By Tom Fowdy
I remember how half a decade ago, the Baltic State of Lithuania decided to openly antagonise China through opening a "Taiwanese Representative Office" in its capital Vilnius. While it is normal for countries to de-facto engage Taiwan under the diplomatically safe label of a "Taipei Economic and Cultural Representative Office", Lithuania decided to break convention by allowing it, as per the wishes of Taiwan's governing Democratic Progressive Party (DPP), as "Taiwanese."
In the context of the time, the Biden Administration was openly pursuing a policy of "Salami Slicing" and subversive antagonism towards China by rowing back the "One China Policy" through active historical revisionism and incremental steps, a move which exploded into growing tensions following US Speaker Nancy Pelosi's visit to the island. Lithuania, a country that at a foreign policy level is openly pro-US, Washington's support being interpreted as existential, had consequentially made the decision to openly antagonise Beijing, believing it could gain by undermining European engagement with China.
Likewise, the DPP at that time was also emboldened to push countries to undermine the "One China Policy," creating diplomatic rifts, and many states in Central and Eastern Europe had become a bonanza for them to assert "influence." Lithuania took the bait, and thus opened the "Taiwan Representative Office." China responded predictably by de-facto cutting diplomatic ties with Lithuania, expelling their ambassador, and withdrawing their own. Worse still, it then proceeded with a series of unilateral sanctions which blocked direct exports to Lithuania, blocked imports from it as well, and then even strongarmed European companies reliant on China from using Lithuanian components in their supply chains.
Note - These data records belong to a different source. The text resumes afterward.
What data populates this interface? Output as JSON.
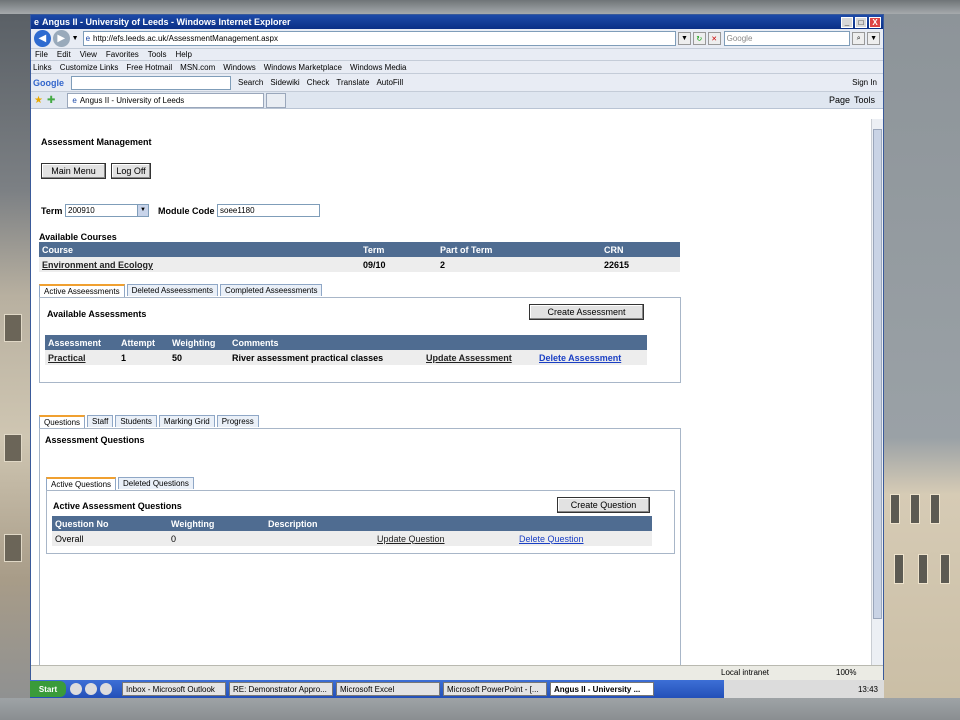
{
  "window": {
    "title": "Angus II - University of Leeds - Windows Internet Explorer",
    "minimize": "_",
    "maximize": "□",
    "close": "X"
  },
  "address": {
    "url": "http://efs.leeds.ac.uk/AssessmentManagement.aspx",
    "search_placeholder": "Google"
  },
  "menu": [
    "File",
    "Edit",
    "View",
    "Favorites",
    "Tools",
    "Help"
  ],
  "links": [
    "Links",
    "Customize Links",
    "Free Hotmail",
    "MSN.com",
    "Windows",
    "Windows Marketplace",
    "Windows Media"
  ],
  "google_toolbar": {
    "logo": "Google",
    "items": [
      "Search",
      "Sidewiki",
      "Check",
      "Translate",
      "AutoFill"
    ],
    "sign_in": "Sign In"
  },
  "browser_tab": {
    "label": "Angus II - University of Leeds"
  },
  "command_bar": [
    "Page",
    "Tools"
  ],
  "page": {
    "title": "Assessment Management",
    "main_menu": "Main Menu",
    "log_off": "Log Off",
    "term_label": "Term",
    "term_value": "200910",
    "module_label": "Module Code",
    "module_value": "soee1180",
    "available_courses": "Available Courses",
    "courses": {
      "headers": [
        "Course",
        "Term",
        "Part of Term",
        "CRN"
      ],
      "rows": [
        [
          "Environment and Ecology",
          "09/10",
          "2",
          "22615"
        ]
      ]
    },
    "assessment_tabs": [
      "Active Asseessments",
      "Deleted Asseessments",
      "Completed Asseessments"
    ],
    "available_assessments": "Available Assessments",
    "create_assessment": "Create Assessment",
    "assessments": {
      "headers": [
        "Assessment",
        "Attempt",
        "Weighting",
        "Comments",
        "",
        ""
      ],
      "rows": [
        [
          "Practical",
          "1",
          "50",
          "River assessment practical classes",
          "Update Assessment",
          "Delete Assessment"
        ]
      ]
    },
    "question_tabs": [
      "Questions",
      "Staff",
      "Students",
      "Marking Grid",
      "Progress"
    ],
    "assessment_questions": "Assessment Questions",
    "sub_tabs": [
      "Active Questions",
      "Deleted Questions"
    ],
    "active_questions": "Active Assessment Questions",
    "create_question": "Create Question",
    "questions": {
      "headers": [
        "Question No",
        "Weighting",
        "Description",
        "",
        ""
      ],
      "rows": [
        [
          "Overall",
          "0",
          "",
          "Update Question",
          "Delete Question"
        ]
      ]
    }
  },
  "status": {
    "zone": "Local intranet",
    "zoom": "100%"
  },
  "taskbar": {
    "start": "Start",
    "tasks": [
      "Inbox - Microsoft Outlook",
      "RE: Demonstrator Appro...",
      "Microsoft Excel",
      "Microsoft PowerPoint - [...",
      "Angus II - University ..."
    ],
    "clock": "13:43"
  }
}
Of course, the media narrative surrounding this crisis at the time was fully supportive of Vilnius's actions. They dragged out that old chestnut that China's moves constituted "economic coercion", a buzzword they only and selectively apply to Beijing (and no other country that uses economic leverage to achieve its will). These measures naturally created a broader diplomatic dispute with the European Union, as it was designed to do, and undermined engagement. However, the world was about to change: Russia invaded Ukraine, and with the outbreak of that war, it was not politically expedient to discuss such a topic at all, hence the crisis enhanced European engagement with the United States, and for the meanwhile, Lithuania was vindicated, even if bruised from the severing of its relations with China.
But the world has changed. Although the war is still continuing, the key geopolitical shift that has emerged from the Trump 2.0 administration is that it has reopened engagement with Russia, something which has been unthinkable in American politics since 2016. Moreover, Trump has also toned down Biden's all-out military antagonism of China, which has included strategic revisionism on the Taiwan issue. The DPP has been put back in its box, and the area of revising the One China Policy or "salami slicing" the red line has ended. Likewise, Trump has antagonised Europe over trade, placing tariffs on them, and even threatened to annex Greenland. For a small country like Lithuania that sought to maintain diplomatic clout by leaning as a US voice in Europe, this constitutes a collapse of their entire foreign policy strategy. Vilnius used American Anti-Russian sentiment and Anti-Chinese sentiment to gain clout in Washington and thus leverage within the European Union, this avenue has shut.
Therefore, Lithuanian Prime Minister Inga Ruginiene has now admitted that her country made a catastrophic mistake in its decision to antagonise China in the way it did, comparing it to having "jumped in front of a train and lost." Lithuania has discovered it now needs a new great power to balance its interests with, and it has burnt its bridges with Beijing completely. Engagement with China again is not going to be an easy task, because it will demand huge concessions on the Taiwan issue before it can even consider talking again, which will no doubt press for the closure of that "Taiwanese office."
What does this tell us? It tells us that a warmer relationship with Taiwan, while marginally economically useful in some areas such as semiconductors and chips, otherwise amounts to nothing more than pure political posturing. Taiwan is an island, China is a gigantic country of 1.4 billion people, the World's Second Largest economy, and a great power. Maturity is recognising that even if you oppose China in some areas, there are clear costs in others for refusing to engage.
Lithuania wanted to be a pro-US voice in Europe to amplify its position of strategic and geographical vulnerability, never did it foresee the day where the US might again become an unreliable partner to the continent, if not an outright liability, and thus realise the China option is "essential." India, Canada, the United Kingdom, and others have all learned this the hard way in the past year, but they all had cards of their own to play, which enticed Xi to the table even when relations were toxic (yet none of them crossed that one red line), but Lithuania? Beijing has demonstrated aptly it could just ignore it as a small and disruptive actor, and they did. "The dog barked, and the caravan moved on."
The views do not necessarily reflect those of DotDotNews.